Copy of Put Back-of-the-Envelope Numbers in Perspective
Using realistic numbers in back-of-the-envelope calculations.
A distributed system has compute nodes, connected via a network. There is a wide variety of available compute nodes and they can be connected in many different ways. Back-of-the-envelope calculations help us to ignore nitty-gritty details of the system (at least at the design level) and to focus on more important aspects.
An example of the back-of-the-envelope calculation could be:
- Number of concurrent TCP connections a server can support
- Latency of a cross-continental link connecting two data centers
Choosing an unreasonable number for such calculations can irk the interviewer and send a wrong message that we are not aware of any real system.
Overview of the system
Let’s consider an example of an online classified platform, similar to OLX which is the world’s leading classifieds platform in growth markets and is available in more than 40 countries and over 50 languages.
Our platform will allow people to buy, sell or exchange a wide variety of used goods and services by enabling them to post a listing through their mobile phone or on the web in a fast and convenient manner.
Server requirements
Before we dig deep into the server requirements and assess different design options, let’s first look at some numbers to get an idea of the time taken by some of the routine computer operations.
The following tables shows the typical latency, throughput numbers, and server capabilities to guide our back-of-the-envelope calculations.
Note: Some of these numbers may be a little outdated considering all the advancements in modern day computers.

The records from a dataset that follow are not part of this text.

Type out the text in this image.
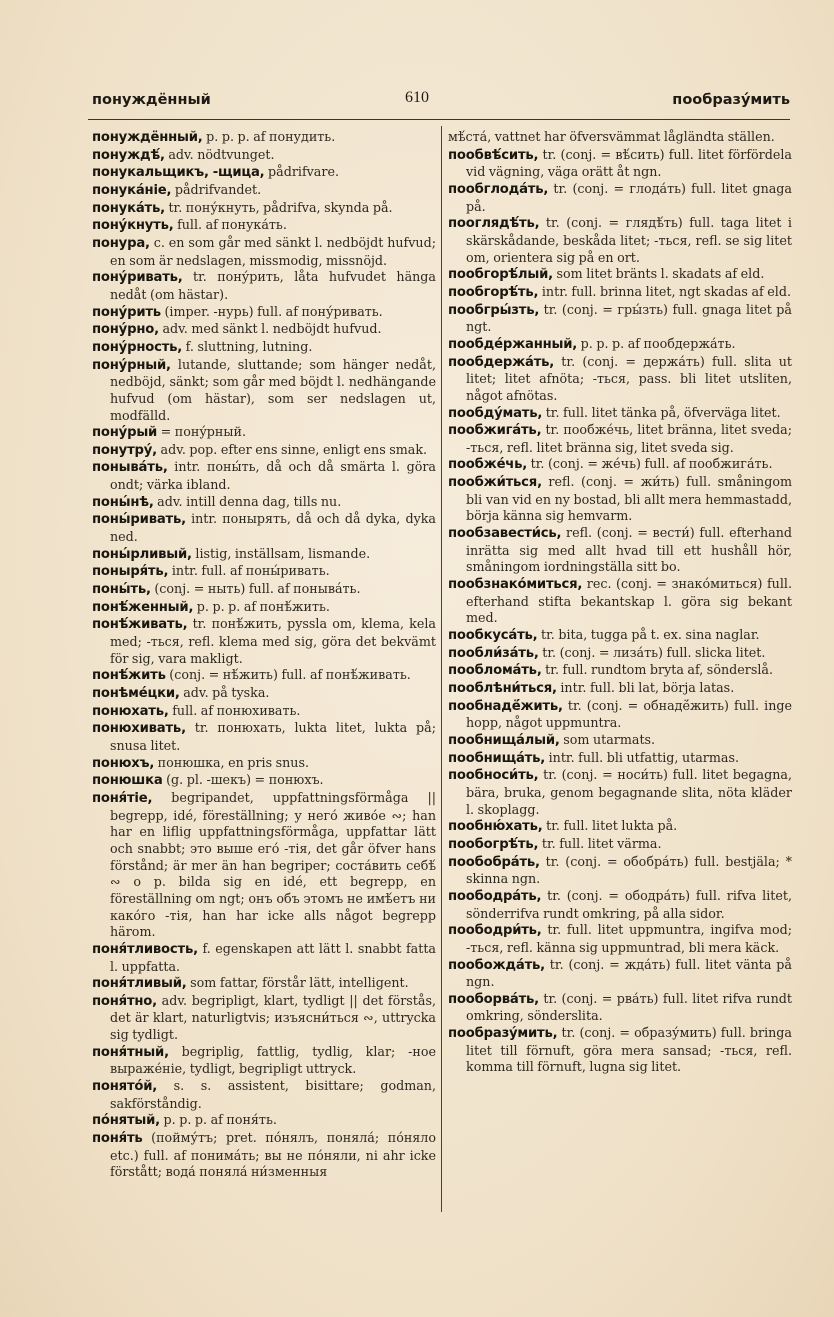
понуждённый	610	пообразу́мить

понуждённый, p. p. p. af понудить.

понуждѣ́, adv. nödtvunget.

понукальщикъ, -щица, pådrifvare.

понука́ніе, pådrifvandet.

понука́ть, tr. пону́кнуть, pådrifva, skynda på.

пону́кнуть, full. af понука́ть.

понура, c. en som går med sänkt l. nedböjdt hufvud; en som är nedslagen, missmodig, missnöjd.

пону́ривать, tr. пону́рить, låta hufvudet hänga nedåt (om hästar).

пону́рить (imper. -нурь) full. af пону́ривать.

пону́рно, adv. med sänkt l. nedböjdt hufvud.

пону́рность, f. sluttning, lutning.

пону́рный, lutande, sluttande; som hänger nedåt, nedböjd, sänkt; som går med böjdt l. nedhängande hufvud (om hästar), som ser nedslagen ut, modfälld.

пону́рый = пону́рный.

понутру́, adv. pop. efter ens sinne, enligt ens smak.

понывáть, intr. поны́ть, då och då smärta l. göra ondt; värka ibland.

поны́нѣ, adv. intill denna dag, tills nu.

поны́ривать, intr. понырять, då och då dyka, dyka ned.

поны́рливый, listig, inställsam, lismande.

поныря́ть, intr. full. af поны́ривать.

поны́ть, (conj. = ныть) full. af понывáть.

понѣ́женный, p. p. p. af понѣ́жить.

понѣ́живать, tr. понѣ́жить, pyssla om, klema, kela med; -ться, refl. klema med sig, göra det bekvämt för sig, vara makligt.

понѣ́жить (conj. = нѣ́жить) full. af понѣ́живать.

понѣмéцки, adv. på tyska.

понюхать, full. af понюхивать.

понюхивать, tr. понюхать, lukta litet, lukta på; snusa litet.

понюхъ, понюшка, en pris snus.

понюшка (g. pl. -шекъ) = понюхъ.

поня́тіе, begripandet, uppfattningsförmåga || begrepp, idé, föreställning; у него́ живо́е ∾; han har en liflig uppfattningsförmåga, uppfattar lätt och snabbt; это выше его́ -тія, det går öfver hans förstånd; är mer än han begriper; соста́вить себѣ́ ∾ о р. bilda sig en idé, ett begrepp, en föreställning om ngt; онъ объ этомъ не имѣ́етъ ни како́го -тія, han har icke alls något begrepp härom.

поня́тливость, f. egenskapen att lätt l. snabbt fatta l. uppfatta.

поня́тливый, som fattar, förstår lätt, intelligent.

поня́тно, adv. begripligt, klart, tydligt || det förstås, det är klart, naturligtvis; изъясни́ться ∾, uttrycka sig tydligt.

поня́тный, begriplig, fattlig, tydlig, klar; -ное выраже́ніе, tydligt, begripligt uttryck.

понято́й, s. s. assistent, bisittare; godman, sakförståndig.

по́нятый, p. p. p. af поня́ть.

поня́ть (пойму́тъ; pret. по́нялъ, поняла́; по́няло etc.) full. af понимáть; вы не по́няли, ni ahr icke förstått; вода́ поняла́ ни́зменныя

мѣ́ста́, vattnet har öfversvämmat lågländta ställen.

пообвѣ́сить, tr. (conj. = вѣ́сить) full. litet förfördela vid vägning, väga orätt åt ngn.

пообглода́ть, tr. (conj. = глода́ть) full. litet gnaga på.

пооглядѣ́ть, tr. (conj. = глядѣ́ть) full. taga litet i skärskådande, beskåda litet; -ться, refl. se sig litet om, orientera sig på en ort.

пообгорѣ́лый, som litet bränts l. skadats af eld.

пообгорѣ́ть, intr. full. brinna litet, ngt skadas af eld.

пообгры́зть, tr. (conj. = гры́зть) full. gnaga litet på ngt.

пообдéржанный, p. p. p. af пообдержа́ть.

пообдержа́ть, tr. (conj. = держа́ть) full. slita ut litet; litet afnöta; -ться, pass. bli litet utsliten, något afnötas.

пообду́мать, tr. full. litet tänka på, öfverväga litet.

пообжига́ть, tr. пообже́чь, litet bränna, litet sveda; -ться, refl. litet bränna sig, litet sveda sig.

пообже́чь, tr. (conj. = же́чь) full. af пообжига́ть.

пообжи́ться, refl. (conj. = жи́ть) full. småningom bli van vid en ny bostad, bli allt mera hemmastadd, börja känna sig hemvarm.

пообзавести́сь, refl. (conj. = вести́) full. efterhand inrätta sig med allt hvad till ett hushåll hör, småningom iordningställa sitt bo.

пообзнако́миться, rec. (conj. = знако́миться) full. efterhand stifta bekantskap l. göra sig bekant med.

пообкуса́ть, tr. bita, tugga på t. ex. sina naglar.

пообли́за́ть, tr. (conj. = лиза́ть) full. slicka litet.

пооблома́ть, tr. full. rundtom bryta af, sönderslå.

пооблѣни́ться, intr. full. bli lat, börja latas.

пообнадё́жить, tr. (conj. = обнадё́жить) full. inge hopp, något uppmuntra.

пообнища́лый, som utarmats.

пообнища́ть, intr. full. bli utfattig, utarmas.

пообноси́ть, tr. (conj. = носи́ть) full. litet begagna, bära, bruka, genom begagnande slita, nöta kläder l. skoplagg.

пообню́хать, tr. full. litet lukta på.

пообогрѣ́ть, tr. full. litet värma.

пообобра́ть, tr. (conj. = обобра́ть) full. bestjäla; * skinna ngn.

поободра́ть, tr. (conj. = ободра́ть) full. rifva litet, sönderrifva rundt omkring, på alla sidor.

поободри́ть, tr. full. litet uppmuntra, ingifva mod; -ться, refl. känna sig uppmuntrad, bli mera käck.

пообожда́ть, tr. (conj. = жда́ть) full. litet vänta på ngn.

пооборва́ть, tr. (conj. = рва́ть) full. litet rifva rundt omkring, sönderslita.

пообразу́мить, tr. (conj. = образу́мить) full. bringa litet till förnuft, göra mera sansad; -ться, refl. komma till förnuft, lugna sig litet.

However, they are enough to give us some idea about the time taken by some of the routine computer operations.
Latency Numbers
Component | Time (nano seconds) | Comment |
L1 cache reference | 0.5 | |
Branch mispredict | 5 | |
L2 cache reference | 7 | 14x L1 cache |
Mutex lock/unlock | 25 | |
Main memory reference | 100 | 20x L2 cache, 200x L1 cache |
Compress 1K bytes with Snzip | 3,000 (3 micro-seconds) | |
Send 1K bytes over 1 Gbps network | 10,000 (10 micro-seconds) | |
Read 4K randomly from SSD with speed ~1GB/sec SSD | 150,000 (150 micro-seconds) | |
Read 1 MB sequentially from memory | 250,000 (250 micro-seconds) | |
Round trip within same datacenter | 500,000 (500 micro-seconds) | |
Read 1 MB sequentially from SSD with speed ~1GB/sec SSD | 1,000,000 (1 milli-seconds) | 4X memory |
Disk seek | 10,000,000 (10 milli-seconds) | 20x datacenter roundtrip |
Read 1 MB sequentially from disk | 20,000,000 (20 milli-seconds) | 80x memory, 20X SSD |
Send packet CA->Netherlands->CA | 150,000,000 (150 milli-second) |
Throughput Numbers
Throughput (Mbps) | Comment | |
Across virtual machines on the same physical server | 0.5 | |
Out of local server | 5 | |
Between two system on the same rack | 7 | |
Between two systems on different racks | 25 | |
Typical cross-sectional bandwidth | 10,000 (10Gbps) 40 ro 100 Gbps becoming common Google's Jupiter fabrics based network can support 1 Petabit/sec bisectional bandwidth Near-by data centers usually have high bandwidth as compared to long-haul | |
Typical aggregate bandwidth between two datacenters | 10,000 (10 Gbps) and onwards | |
SSD Read/Write | ||
Disk Read/Write |
Server Capabilities
Component | Count | Comment |
Number of processors | 2 | |
Number of cores | 160 | |
RAM | Up to 8TB | |
Number of disks | Up to 24 | |
Network interfaces | LOM: OCP3.0 NIC PCIe x16 Gen4 Management: 1x 1GbE from BMC to Rear RJ45 Connector | Lights-out management (LOM): It is a form of out-of-band management that enables system administrators to monitor and maintain by connecting remotely to servers and other data center infrastructure. |
No. of servers required
Let’s assume we have a total of 350M active users and a single user makes 20 requests per minute on average.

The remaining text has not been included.